Eggers continued to receive commissions from local and foreign patrons, both aristocratic as civil. The Elector of Brandenburg as well as Prince John Maurice remained important patrons. He made alterations to the tomb of Carl Hieronymus Baron of In- en Kniphuizen and Anna van Ewsum made by Rombout Verhulst in the Dutch Reformed church in Midwolde. He added a statue of Georg Wilhelm van In- en Kniphuizen, Anna's second husband. In 1687 and 1688 he worked in Berlin to complete marble statues of twelve Electors of Brandenburg and four ancient and medieval emperors for the Berlin Palace.

It is believed he died before 23 February 1692, probably in Amsterdam.

==Works==
Eggers was a versatile sculptor who worked in marble, stone and terracotta. He created mainly portrait statutes of contemporary sitters or historical figures, decorative architectural elements and statues, funerary sculptures, reliefs and statues of children and allegorical, biblical and mythological sculptures.

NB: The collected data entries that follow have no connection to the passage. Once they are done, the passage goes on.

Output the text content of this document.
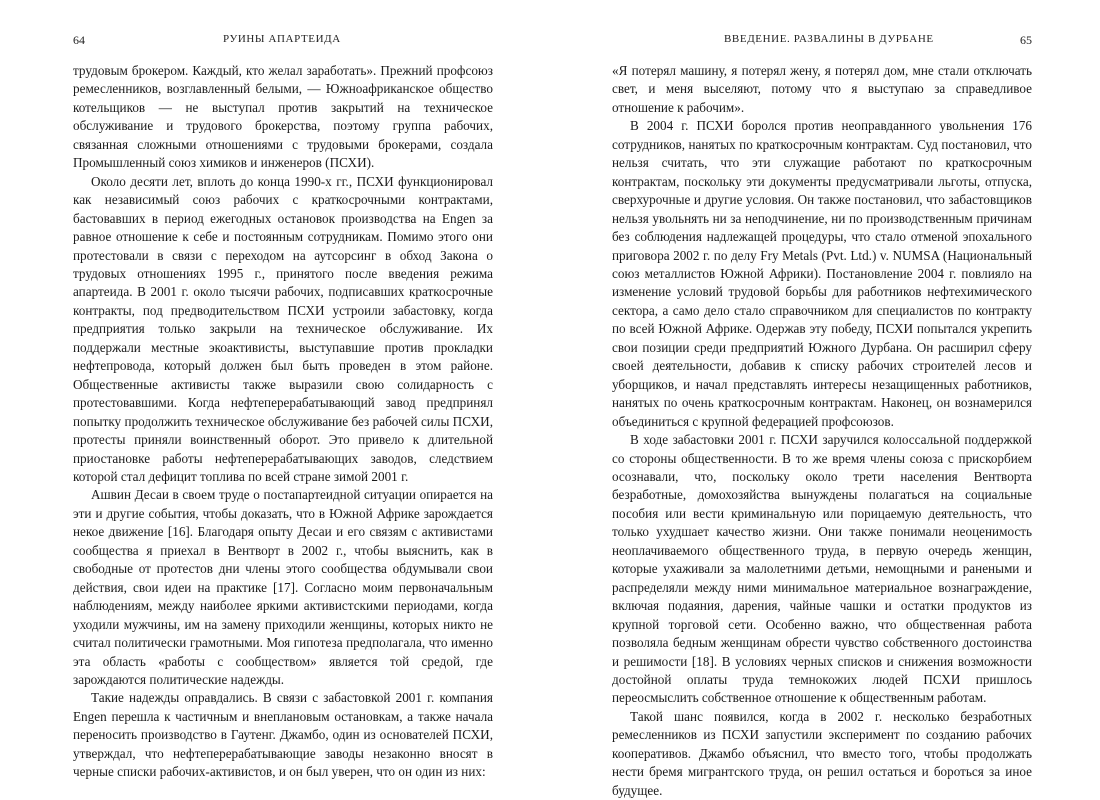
64	РУИНЫ АПАРТЕИДА

трудовым брокером. Каждый, кто желал заработать». Прежний профсоюз ремесленников, возглавленный белыми, — Южноафриканское общество котельщиков — не выступал против закрытий на техническое обслуживание и трудового брокерства, поэтому группа рабочих, связанная сложными отношениями с трудовыми брокерами, создала Промышленный союз химиков и инженеров (ПСХИ).

Около десяти лет, вплоть до конца 1990-х гг., ПСХИ функционировал как независимый союз рабочих с краткосрочными контрактами, бастовавших в период ежегодных остановок производства на Engen за равное отношение к себе и постоянным сотрудникам. Помимо этого они протестовали в связи с переходом на аутсорсинг в обход Закона о трудовых отношениях 1995 г., принятого после введения режима апартеида. В 2001 г. около тысячи рабочих, подписавших краткосрочные контракты, под предводительством ПСХИ устроили забастовку, когда предприятия только закрыли на техническое обслуживание. Их поддержали местные экоактивисты, выступавшие против прокладки нефтепровода, который должен был быть проведен в этом районе. Общественные активисты также выразили свою солидарность с протестовавшими. Когда нефтеперерабатывающий завод предпринял попытку продолжить техническое обслуживание без рабочей силы ПСХИ, протесты приняли воинственный оборот. Это привело к длительной приостановке работы нефтеперерабатывающих заводов, следствием которой стал дефицит топлива по всей стране зимой 2001 г.

Ашвин Десаи в своем труде о постапартеидной ситуации опирается на эти и другие события, чтобы доказать, что в Южной Африке зарождается некое движение [16]. Благодаря опыту Десаи и его связям с активистами сообщества я приехал в Вентворт в 2002 г., чтобы выяснить, как в свободные от протестов дни члены этого сообщества обдумывали свои действия, свои идеи на практике [17]. Согласно моим первоначальным наблюдениям, между наиболее яркими активистскими периодами, когда уходили мужчины, им на замену приходили женщины, которых никто не считал политически грамотными. Моя гипотеза предполагала, что именно эта область «работы с сообществом» является той средой, где зарождаются политические надежды.

Такие надежды оправдались. В связи с забастовкой 2001 г. компания Engen перешла к частичным и внеплановым остановкам, а также начала переносить производство в Гаутенг. Джамбо, один из основателей ПСХИ, утверждал, что нефтеперерабатывающие заводы незаконно вносят в черные списки рабочих-активистов, и он был уверен, что он один из них:

ВВЕДЕНИЕ. РАЗВАЛИНЫ В ДУРБАНЕ	65

«Я потерял машину, я потерял жену, я потерял дом, мне стали отключать свет, и меня выселяют, потому что я выступаю за справедливое отношение к рабочим».

В 2004 г. ПСХИ боролся против неоправданного увольнения 176 сотрудников, нанятых по краткосрочным контрактам. Суд постановил, что нельзя считать, что эти служащие работают по краткосрочным контрактам, поскольку эти документы предусматривали льготы, отпуска, сверхурочные и другие условия. Он также постановил, что забастовщиков нельзя увольнять ни за неподчинение, ни по производственным причинам без соблюдения надлежащей процедуры, что стало отменой эпохального приговора 2002 г. по делу Fry Metals (Pvt. Ltd.) v. NUMSA (Национальный союз металлистов Южной Африки). Постановление 2004 г. повлияло на изменение условий трудовой борьбы для работников нефтехимического сектора, а само дело стало справочником для специалистов по контракту по всей Южной Африке. Одержав эту победу, ПСХИ попытался укрепить свои позиции среди предприятий Южного Дурбана. Он расширил сферу своей деятельности, добавив к списку рабочих строителей лесов и уборщиков, и начал представлять интересы незащищенных работников, нанятых по очень краткосрочным контрактам. Наконец, он вознамерился объединиться с крупной федерацией профсоюзов.

В ходе забастовки 2001 г. ПСХИ заручился колоссальной поддержкой со стороны общественности. В то же время члены союза с прискорбием осознавали, что, поскольку около трети населения Вентворта безработные, домохозяйства вынуждены полагаться на социальные пособия или вести криминальную или порицаемую деятельность, что только ухудшает качество жизни. Они также понимали неоценимость неоплачиваемого общественного труда, в первую очередь женщин, которые ухаживали за малолетними детьми, немощными и ранеными и распределяли между ними минимальное материальное вознаграждение, включая подаяния, дарения, чайные чашки и остатки продуктов из крупной торговой сети. Особенно важно, что общественная работа позволяла бедным женщинам обрести чувство собственного достоинства и решимости [18]. В условиях черных списков и снижения возможности достойной оплаты труда темнокожих людей ПСХИ пришлось переосмыслить собственное отношение к общественным работам.

Такой шанс появился, когда в 2002 г. несколько безработных ремесленников из ПСХИ запустили эксперимент по созданию рабочих кооперативов. Джамбо объяснил, что вместо того, чтобы продолжать нести бремя мигрантского труда, он решил остаться и бороться за иное будущее.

The monument of Jacob van Wassenaer Obdam was one of his early masterpieces that secured him many of his subsequent commissions. It is now believed that posthumous claims that the design for the monument was by Cornelis Moninx and not by Eggers himself are not substantiated. In this commission Eggers chose to use the device of the canopy, which already had been used by Hendrick de Keyser for the tomb of William of Orange. The monument includes a standing portrait of van Wassenaer, thus comparing the admiral with heroes from Antiquity. The figure group behind the hero, consisting of an allegory of Fame and an eagle with a globe and thunderbolts in its claws further emphasizes the notion of an apotheosis of the hero. The monument shows that Eggers was clear about the propagandistic intent of the States General when commissioning the monument as it was to show the heroism of the citizens defending the cause of the Republic as opposed to the power of the aristocratic elite represented by the Stadtholders of Orange. Admiral van Wassenaar's reputation as a hero was intact, as an English tourist's travel diary of 1705 describes him as a valiant hero.